PRESUPUESTO Y DESPILFARRO
LUIS ARMANDO VARGAS TORRES. EL INQUISIDOR
La
reciente celebración de Baltazar Hinojosa Ochoa por el logro de haber bajado un
5,2% más de presupuesto de la Federación a Tamaulipas es bien ponderado, pero
déjeme decirle querido lector que fue una política dictada por la Secretaría de
Hacienda como criterios de política económica para 2016.
Nada
tuvo que ver Baltazar Hinojosa, es un criterio impuesto por el gabinete
económico, a raíz del sainete armado por el exgobernador de Sonora Padrés que
aplicó mal un convenio de coordinación federación-estado perdonando adeudos
fiscales a parientes, amigos y socios con detrimento al erario.
Resulta
que hasta ahora se sentaron a revisar las aportaciones en materia recaudatoria
de los estados a la federación castigando a 22 estados por su baja
participación y premiando entre otros a Tamaulipas por su alta aportación toda
vez que entrega un peso y le regresan 26 centavos.
Otros
entregan un peso y les regresan de 6 a 10 pesos, sobre todo los estados del
sur-sureste y muchos del centro, en los Gobiernos Estatales pasan las mismas
situaciones que benefician a unos y lastiman a otros dejándolos sin obras.
En
Tamaulipas tenemos municipios con baja participación en el desarrollo estatal,
teniendo que emigrar a otras ciudades, hablo de municipios como Hidalgo, Méndez,
Cruillas, Burgos, Casas, Jiménez, Padilla, Jaumave, Tula, los demás del 4º.
Distrito.
Pero
déjeme decirle que no basta tener un presupuesto millonario como el de Nuevo
Laredo con 3,300 millones de pesos, si no cuentan con especialistas en
programación-presupuestación cayendo en subejercicios de inversión, dejando
obras inconclusas, porque desconocen la oportuna integración de un expediente
técnico, la reasignación de recursos, refrendos o traspasos de conceptos de
obra.
Las
más de las veces ignoran la gama de recursos que pueden ejercer si se aplican a
trabajar con programas federales tan vastos, todo lo quieren realizar con
recursos propios, para no ser sujetos de revisión.
Los
municipios pequeños desconocen
que hay programas de apoyo como piso firme,
techos y en calichados tan fáciles de obtener pero ignorados por carecer de un
Comité de Planeación ya no municipal, si no Estatal que los asesore y norme.
El
inicio de sexenio de Peña Nieto 2011, se dio un inejercicio de 100,386 millones
de pesos sólo se ejerció el 65% de lo presupuestado, saliendo con la
explicación de que con motivo electoral se suspendió el gasto en 14 estados.

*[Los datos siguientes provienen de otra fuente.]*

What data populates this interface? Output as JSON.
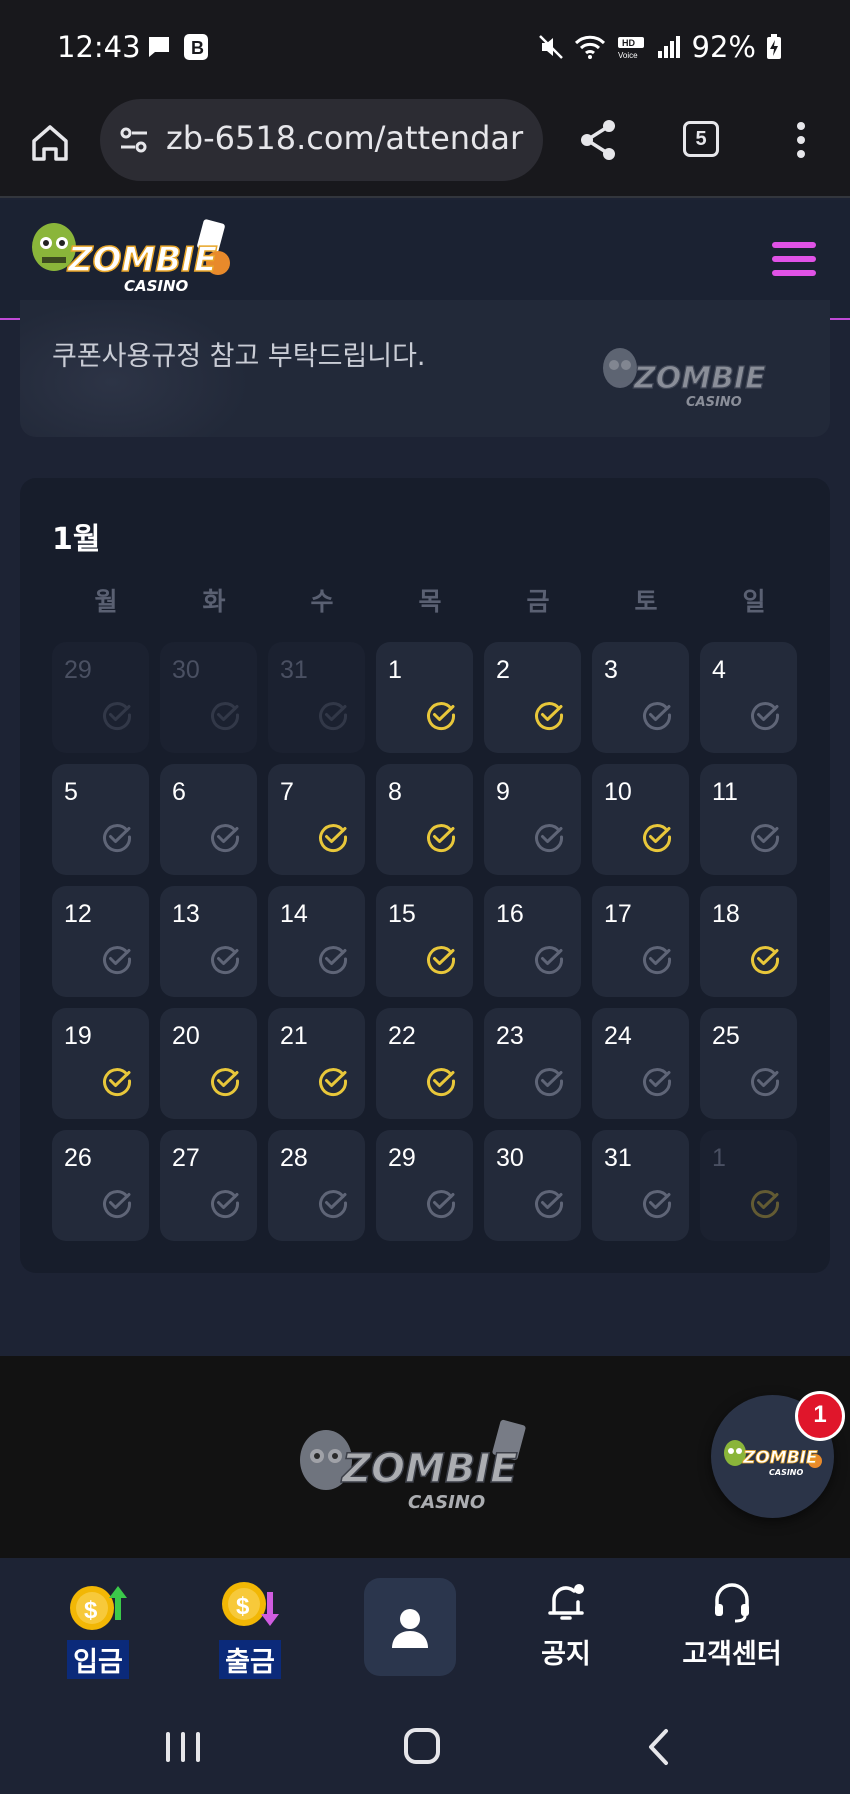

Algo para Ripley, quiere decir que no existe la planeación.
Para
el 2013 se endeudo al país, dizque para fomento al desarrollo, continuando con
el no ejercicio de lo programado. Ello inhibe el desarrollo, a ello agréguele
la sobrevaloración de las obras, el alargamiento en el tiempo.
Da
al traste el valor de una obra. Ejemplos con uno basta la carretera nacional
Monterrey- Nuevo. Laredo, tramo la Gloria, por donde pasa el 46% del comercio
internacional. Abandonada no le pueden programar 2,200 millones para su rehabilitación, los diputados
festejando que le consiguieron 400 millones y que se repararía en 3 años. Para
ese entonces ya no habrá carretera.
La
corrupción inicia desde la falta de conocimiento de los responsables de velar
por la buena marcha gubernamental. Buen provecho.